Roma ve Hamamları Hakkında Neler Biliyoruz ?

Bu yazımızda sizlerle Roma Hamamı hakkında öğrendiklerimizi ve Ankara Roma Hamamındaki deneyimlerimizden bahsedeceğiz. Şimdiden keyifli okumalar diliyoruz.


ROMA DÜNYASINDA YIKANMA KÜLTÜRÜ




    Hamam geleneği Roma kültüründe derin kökleri olan günlük bir alışkanlık olarak sevilmekteydi. Bir Roma günlüğünde hafif bir öğle yemeği ve uyku sonrasında ikindinin kalan kısmını hamamlarda geçirmek bir gelenek haline gelmiştir. İlk ve en önemli faktör zevk alma ile ilgilidir.
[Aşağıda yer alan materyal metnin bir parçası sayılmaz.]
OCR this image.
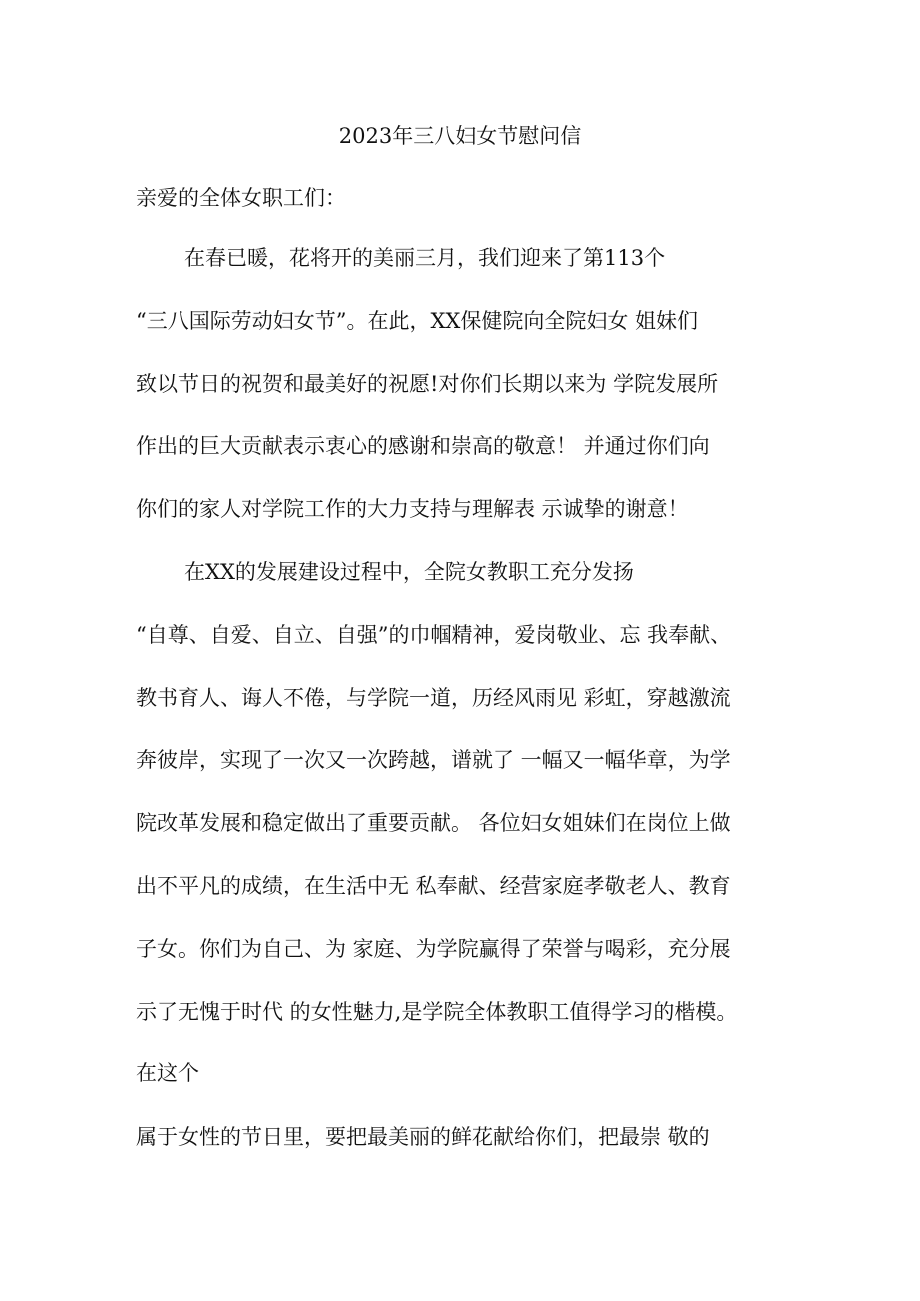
2023年三八妇女节慰问信
亲爱的全体女职工们：
在春已暖，花将开的美丽三月，我们迎来了第113个
“三八国际劳动妇女节”。在此，XX保健院向全院妇女 姐妹们
致以节日的祝贺和最美好的祝愿!对你们长期以来为 学院发展所
作出的巨大贡献表示衷心的感谢和崇高的敬意！ 并通过你们向
你们的家人对学院工作的大力支持与理解表 示诚挚的谢意！
在XX的发展建设过程中，全院女教职工充分发扬
“自尊、自爱、自立、自强”的巾帼精神，爱岗敬业、忘 我奉献、
教书育人、诲人不倦，与学院一道，历经风雨见 彩虹，穿越激流
奔彼岸，实现了一次又一次跨越，谱就了 一幅又一幅华章，为学
院改革发展和稳定做出了重要贡献。 各位妇女姐妹们在岗位上做
出不平凡的成绩，在生活中无 私奉献、经营家庭孝敬老人、教育
子女。你们为自己、为 家庭、为学院赢得了荣誉与喝彩，充分展
示了无愧于时代 的女性魅力,是学院全体教职工值得学习的楷模。
在这个
属于女性的节日里，要把最美丽的鲜花献给你们，把最崇 敬的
Sonuçta yıkanmak fiziksel ve psikolojik anlamda zevkli bir etkinliktir. Yani banyodan çıkan biri kendini hafif ve olumlu hisseder. İlk sebep olarak hamamın topluma “zevk ve mutluluk” getirebileceğini söyleyebiliriz. Bir diğer sebebi ise antik dünyada köklü bir inanış olarak hamamların sağlığa iyi geldiği düşünülmektedir. Çeşitli hastalıkların tedavisinde sıcak, soğuk, ılık sularla banyo yapmaktan oluşan ayrıntılı kür programı üzerinde Yunan ve Roma doktorları ve sağlık uzmanları uzlaşmaktadır. Ayrıca bunun bir de güçlü ekonomik açıklaması vardır. Bu denli çok sayıda hamam yapılmasının nedeni, hamam işletmenin kazançlı bir girişim olmasıdır.





  Hamam Ritüeli





  Varlıklı bir Romalı halk hamamlarına giderken ona banyo donanımını taşıyan köleleri eşlik ederdi. Bu malzeme, spor ve banyo giysileri, sandaletler, pamuklu havlular ve tuvalet takımından oluşurdu. Tuvalet takımları silindir şeklinde metal bir kutu (cista) içinde saklanan çeşitli masaj yağları ve parfümlerin doldurulduğu şişeler (ampulla ve alabaster) ve olasılıkla bir süngerden oluşmaktaydı. Yoksul bir kişi ise kendi bohçasını kendi taşır ya da evdeki emektar hizmetçi ona yardım ederdi. Hamama iyi  giyimli, bakımlı köleler ordusu eşliğinde tahtırevan üzerinde taşınarak gitmek statü sembolüydü.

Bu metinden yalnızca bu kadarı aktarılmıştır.